Il Ddt (acronimo con cui è noto il Dicloro difenil tricloroetano) è un pesticida particolarmente inquinante che prima di essere messo fuorilegge, negli anni ’70, fu utilizzato per decenni e in abbondanza come valido insetticida soprattutto a protezione delle coltivazioni. Bandito dai campi dell’agricoltura per le sue controindicazioni nocive, questo veleno ha continuato per anni a infestare terreni e corsi d’acqua con un andamento altalenante, e non semplicemente decrescente come sembrava lecito aspettarsi dopo che il suo uso definitivamente vietato.

Prova ne è il fatto che tra il 2003 e il 2005 nelle acque del nostro lago Maggiore si è registrato un nuovo picco nella concentrazione di ddt persino superiore ai livelli di guardia. In particolare lo studio condotto da un gruppo di ricercatori delle due università (Roberta Bettinetti, Silvia Quadroni, Silvana Galassi, Renato Bacchetta, Luca Bonardi e Giovanni Vailati) sulla fauna di lago ha dato risultati allarmanti: in alcuni molluschi di acqua dolce come la «cozza di lago» (dreysena polymorpha) tra il 2003 e il 2005 la concentrazione di Ddt sarebbe aumentata di 150 volte, mentre nel pesce, nello stesso periodo, fu ritrovata una concentrazione di questo pesticida pari a 0,12 milligrammi per chilo, cioè più del doppio rispetto alla soglia di tolleranza per scopi alimentari fissata in 0,05 milligrammi per chilo.
Inizialmente per dare una spiegazione logica al fenomeno si pensò che potesse essere «l’eredità» lasciata da un’azienda chimica specializzata proprio nella produzione e nella lavorazione del Ddt e che operava proprio sulle sponde del Verbano. Ma se fosse davvero tutta colpa dello stabilimento (la Syndial – ex Enichem – di Pieve Vergonte che tra l’altro nel 2008 fu condannata dal tribunale di Torino a pagare una maxi multa di quasi due milioni di euro per il danno ambientale perpetrato in sei anni di scarichi, dal 1990 al 1996), perché anche nel lago di Como i ricercatori trovarono concentrazioni di Ddt paragonabili a quelle del Maggiore?

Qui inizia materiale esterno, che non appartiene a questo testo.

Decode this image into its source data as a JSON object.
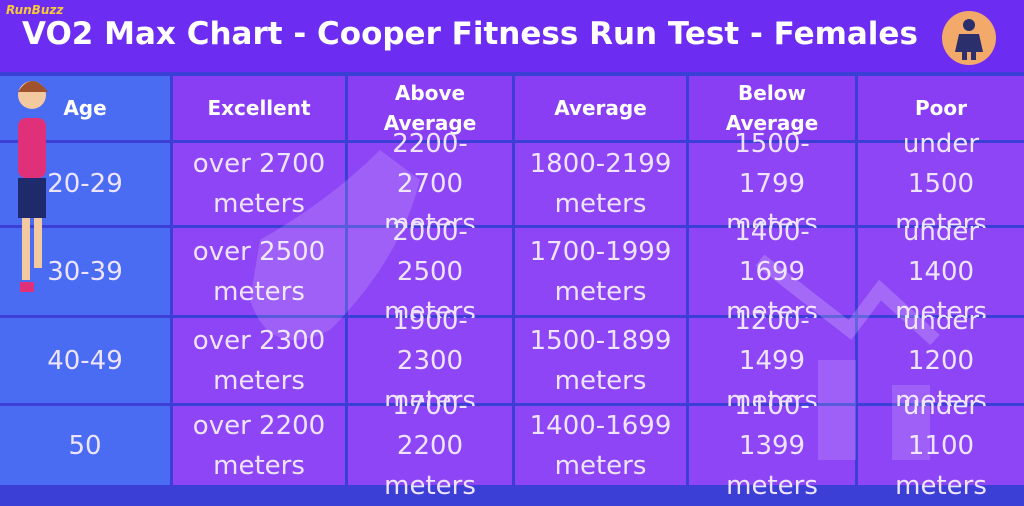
{
  "header": {
    "logo": "RunBuzz",
    "title": "VO2 Max Chart - Cooper Fitness Run Test - Females"
  },
  "table": {
    "columns": [
      "Age",
      "Excellent",
      "Above Average",
      "Average",
      "Below Average",
      "Poor"
    ],
    "rows": [
      [
        "20-29",
        "over 2700 meters",
        "2200-2700 meters",
        "1800-2199 meters",
        "1500-1799 meters",
        "under 1500 meters"
      ],
      [
        "30-39",
        "over 2500 meters",
        "2000-2500 meters",
        "1700-1999 meters",
        "1400-1699 meters",
        "under 1400 meters"
      ],
      [
        "40-49",
        "over 2300 meters",
        "1900-2300 meters",
        "1500-1899 meters",
        "1200-1499 meters",
        "under 1200 meters"
      ],
      [
        "50",
        "over 2200 meters",
        "1700-2200 meters",
        "1400-1699 meters",
        "1100-1399 meters",
        "under 1100 meters"
      ]
    ]
  }
}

La spiegazione sta nelle estati calde e nello scioglimento dei ghiacciai. «È un fenomeno già osservato in altri angoli del pianeta, anche se mai in queste proporzioni – raccontano gli esperti – Il Ddt purtroppo lascia per anni traccie della sua presenza al suolo: sono i metaboliti che si spostano in atmosfera e che possono tornare in forma di neve o pioggia, finendo in qualche modo intrappolati sotto la neve dei ghiacciai». Qui vengono conservati fino a quando non arrivano estati molto calde (come quella del 2003) che li libera assieme allo scioglimento dei ghiacciai e li porta fino al lago. E il Ddt si deposita nuovamente, questa volta sui fondali più profondi «ma basta un inverno più freddo del solito perché si registri un completo rimescolamento delle acque e la sostanza rientra in circolo», avverte la Galassi. Insomma, tutti i laghi sono potenzialmente a rischio.